First Gen AMD Ryzen Kernel Freezing Bug

Penguins

Image by enriquelopezgarre from Pixabay

The Problem

I have been experiencing a hard freeze on my first gen Ryzen 1700x system which has been very annoying. This is the kind of freeze where I can’t even drop into a virtual terminal or do an Alt-SysRq.

This happens on both my Debian 10 and Ubuntu 19.04 installs running kernel versions 4.19 and 5.0.0 respectively. It would happen almost randomly but prominently when my CPU was idle and not doing much.

I assumed this was a bug in the firmware/bios of my mobo or in the kernel that was causing such a horrible lockup, so I did some digging online. I found this post on the Level1Techs forum that was more or less the same problem that I was facing.

I also found posts on AMD’s website, AMD’s sub reddit, and kernel.org

It seemed that I was not alone in experiencing this bug related to CPU power states.

Possible Fixes / Workarounds

Fix 1: Disable C-States With Kernel Parameters

On a distro that uses GRUB, edit /etc/default/grub go ahead and add the following options:

GRUB_CMDLINE_LINUX="processor.max_cstate=1 idle=nomwait rcu_nocbs=0-n"

“n” is going to be (number of cpus) - 1. If you are unsure how many cores your cpu has, run nproc.

After that run update-grub or grub-mkconfig -o /boot/grub/grub.cfg as root and reboot your system and the changes should be in place.

Explanation

Adding ‘processor.max_cstate=1’ will ensure that your CPU will not go into sleep states which seems to be the cause of the halting on these early Ryzen CPUs. I have had success with this option. There are no guarantees it will work for you – but I recommend trying it.

Adding ‘rcu_nocbs=0-n’ limits the number of CPU cores that the kernel assigns to handle softirqs (software interrupts), but note this will only work if your kernel was compiled with this option – I think this is the case with most distros.

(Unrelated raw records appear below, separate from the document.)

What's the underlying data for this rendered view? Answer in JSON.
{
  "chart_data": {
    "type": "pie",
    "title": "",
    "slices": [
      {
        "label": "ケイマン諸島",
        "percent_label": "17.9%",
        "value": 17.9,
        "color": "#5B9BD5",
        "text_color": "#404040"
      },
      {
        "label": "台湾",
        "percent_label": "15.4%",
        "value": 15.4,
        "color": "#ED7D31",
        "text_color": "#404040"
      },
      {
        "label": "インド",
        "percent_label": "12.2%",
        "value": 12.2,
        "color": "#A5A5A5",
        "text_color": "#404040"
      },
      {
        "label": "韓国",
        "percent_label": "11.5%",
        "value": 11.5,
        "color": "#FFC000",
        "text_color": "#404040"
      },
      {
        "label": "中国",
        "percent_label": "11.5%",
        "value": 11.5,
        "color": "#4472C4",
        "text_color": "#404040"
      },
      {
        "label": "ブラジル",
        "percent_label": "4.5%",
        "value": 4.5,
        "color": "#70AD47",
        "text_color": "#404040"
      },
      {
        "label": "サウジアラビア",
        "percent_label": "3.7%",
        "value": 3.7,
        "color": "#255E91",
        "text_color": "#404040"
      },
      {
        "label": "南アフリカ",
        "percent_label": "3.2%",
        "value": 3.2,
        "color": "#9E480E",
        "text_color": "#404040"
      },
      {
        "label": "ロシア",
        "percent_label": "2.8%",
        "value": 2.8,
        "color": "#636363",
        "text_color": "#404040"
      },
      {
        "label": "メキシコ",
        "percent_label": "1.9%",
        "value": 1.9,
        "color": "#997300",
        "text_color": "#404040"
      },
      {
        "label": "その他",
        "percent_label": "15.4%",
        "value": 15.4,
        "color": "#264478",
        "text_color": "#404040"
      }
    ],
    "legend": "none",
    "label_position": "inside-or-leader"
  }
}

Read more about RCU’s here.

Adding ‘idle=nomwait’ will “Disable mwait for CPU C-states” as a possible mitigation for the issue.

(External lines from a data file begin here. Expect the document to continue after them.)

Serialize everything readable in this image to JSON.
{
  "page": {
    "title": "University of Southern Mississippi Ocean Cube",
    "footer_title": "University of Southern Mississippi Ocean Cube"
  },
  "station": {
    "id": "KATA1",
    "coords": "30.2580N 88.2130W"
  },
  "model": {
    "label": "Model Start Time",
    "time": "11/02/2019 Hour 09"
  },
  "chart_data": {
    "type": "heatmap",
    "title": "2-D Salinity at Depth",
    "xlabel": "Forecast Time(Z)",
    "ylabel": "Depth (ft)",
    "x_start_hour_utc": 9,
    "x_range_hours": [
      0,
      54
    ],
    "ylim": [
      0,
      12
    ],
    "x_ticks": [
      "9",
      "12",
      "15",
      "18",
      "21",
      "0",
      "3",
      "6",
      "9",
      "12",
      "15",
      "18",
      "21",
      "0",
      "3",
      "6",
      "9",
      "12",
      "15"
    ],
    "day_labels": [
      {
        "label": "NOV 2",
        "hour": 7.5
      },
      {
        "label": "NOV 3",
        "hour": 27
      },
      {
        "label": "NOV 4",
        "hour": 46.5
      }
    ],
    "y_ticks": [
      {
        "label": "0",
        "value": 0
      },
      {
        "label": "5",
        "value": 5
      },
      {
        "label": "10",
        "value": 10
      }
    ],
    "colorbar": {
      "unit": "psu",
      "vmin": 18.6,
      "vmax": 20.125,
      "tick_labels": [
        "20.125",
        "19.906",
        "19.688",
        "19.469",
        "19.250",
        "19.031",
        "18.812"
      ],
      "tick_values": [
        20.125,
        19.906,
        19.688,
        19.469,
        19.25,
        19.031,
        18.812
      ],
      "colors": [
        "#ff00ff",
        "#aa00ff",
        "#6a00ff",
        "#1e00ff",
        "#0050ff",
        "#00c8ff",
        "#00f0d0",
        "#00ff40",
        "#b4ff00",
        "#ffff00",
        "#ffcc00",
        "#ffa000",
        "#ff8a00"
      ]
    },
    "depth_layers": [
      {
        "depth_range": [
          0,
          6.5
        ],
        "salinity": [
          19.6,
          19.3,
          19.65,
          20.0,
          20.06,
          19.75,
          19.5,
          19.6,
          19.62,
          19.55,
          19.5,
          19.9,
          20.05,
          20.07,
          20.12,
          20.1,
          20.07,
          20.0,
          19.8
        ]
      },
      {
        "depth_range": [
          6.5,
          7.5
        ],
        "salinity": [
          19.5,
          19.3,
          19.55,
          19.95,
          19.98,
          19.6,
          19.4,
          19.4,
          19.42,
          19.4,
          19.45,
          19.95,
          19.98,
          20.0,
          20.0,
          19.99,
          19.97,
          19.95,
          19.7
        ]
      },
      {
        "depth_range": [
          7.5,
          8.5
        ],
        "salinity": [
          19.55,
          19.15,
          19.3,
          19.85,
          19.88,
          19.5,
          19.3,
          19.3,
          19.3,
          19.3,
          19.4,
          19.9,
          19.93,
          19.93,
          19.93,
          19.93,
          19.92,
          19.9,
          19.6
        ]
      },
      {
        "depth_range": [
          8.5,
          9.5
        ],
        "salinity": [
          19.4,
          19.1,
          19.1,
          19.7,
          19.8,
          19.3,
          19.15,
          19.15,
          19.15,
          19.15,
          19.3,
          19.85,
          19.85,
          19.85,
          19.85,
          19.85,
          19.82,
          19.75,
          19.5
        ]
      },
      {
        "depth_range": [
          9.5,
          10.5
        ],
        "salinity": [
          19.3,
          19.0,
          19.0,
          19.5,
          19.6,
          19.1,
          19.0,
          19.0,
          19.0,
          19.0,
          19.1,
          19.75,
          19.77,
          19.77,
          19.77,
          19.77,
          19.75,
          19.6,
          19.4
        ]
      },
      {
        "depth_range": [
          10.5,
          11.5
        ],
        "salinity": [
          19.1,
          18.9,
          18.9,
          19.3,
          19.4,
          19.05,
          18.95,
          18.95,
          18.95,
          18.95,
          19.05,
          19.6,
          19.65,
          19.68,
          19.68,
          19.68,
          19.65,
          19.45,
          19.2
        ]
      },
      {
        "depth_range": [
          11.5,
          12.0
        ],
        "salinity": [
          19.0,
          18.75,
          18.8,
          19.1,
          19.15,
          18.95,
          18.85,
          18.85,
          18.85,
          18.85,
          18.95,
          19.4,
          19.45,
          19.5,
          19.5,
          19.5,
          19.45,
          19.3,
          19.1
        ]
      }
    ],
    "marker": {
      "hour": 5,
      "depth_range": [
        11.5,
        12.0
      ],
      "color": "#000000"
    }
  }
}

Fix 2: Disable C-States With A Python Script

Github user r4m0n made a handy Python script that will let you check or change the C-States on your CPU. This is a good option if you don’t want to disable C-States in the BIOS or for confirming that CPU C-States are actually disabled.

Fix 3: Disable C-States and Idle Power Settings In BIOS/UEFI

Other suggested fixes include tweaking settings in the BIOS such as turning off C-States (Power States) for the CPU and idle power settings for the PSU if applicable.

They should be under a menu called “AMD CBS

System Specs

For reference, here are the specs of my machine

 System:    Kernel: 4.19.0-5-amd64 x86_64
            Distro: Debian GNU/Linux 10 (buster)

 Mobo:      ROG STRIX B350-F GAMING

 CPU:       AMD Ryzen 7 1700X

 MEM:       32GB

 Graphics:  AMD Radeon RX 480 Graphics
            (POLARIS10 DRM 3.27.0 4.19.0-5-amd64 LLVM 7.0.1)
            v: 4.5 Mesa 18.3.6
            Driver: amdgpu

If none of these workarounds help, some users reported success from opting to RMA their CPU’s for newer models.

November 2020 Update

Looking at recent kernel bug reports, this seems to be an ongoing CPU firmware bug in Linux that is still affecting first gen Ryzen CPUs out there.

I have been running Arch on the same hardware with kernel version 5.9.4 as of writing. Running with processor.max_cstate=1 with no lockups in a heck of a long time, but I have seen other’s say that this doesn’t work for them.

I can also confirm that there is no issue with the CPU on Microsoft Windows 10. It seems like a bug somewhere in the Linux’s microcode/firmware for power management in AMD CPUs. AMD has also not given a definitive answer/fix yet which is unfortunate.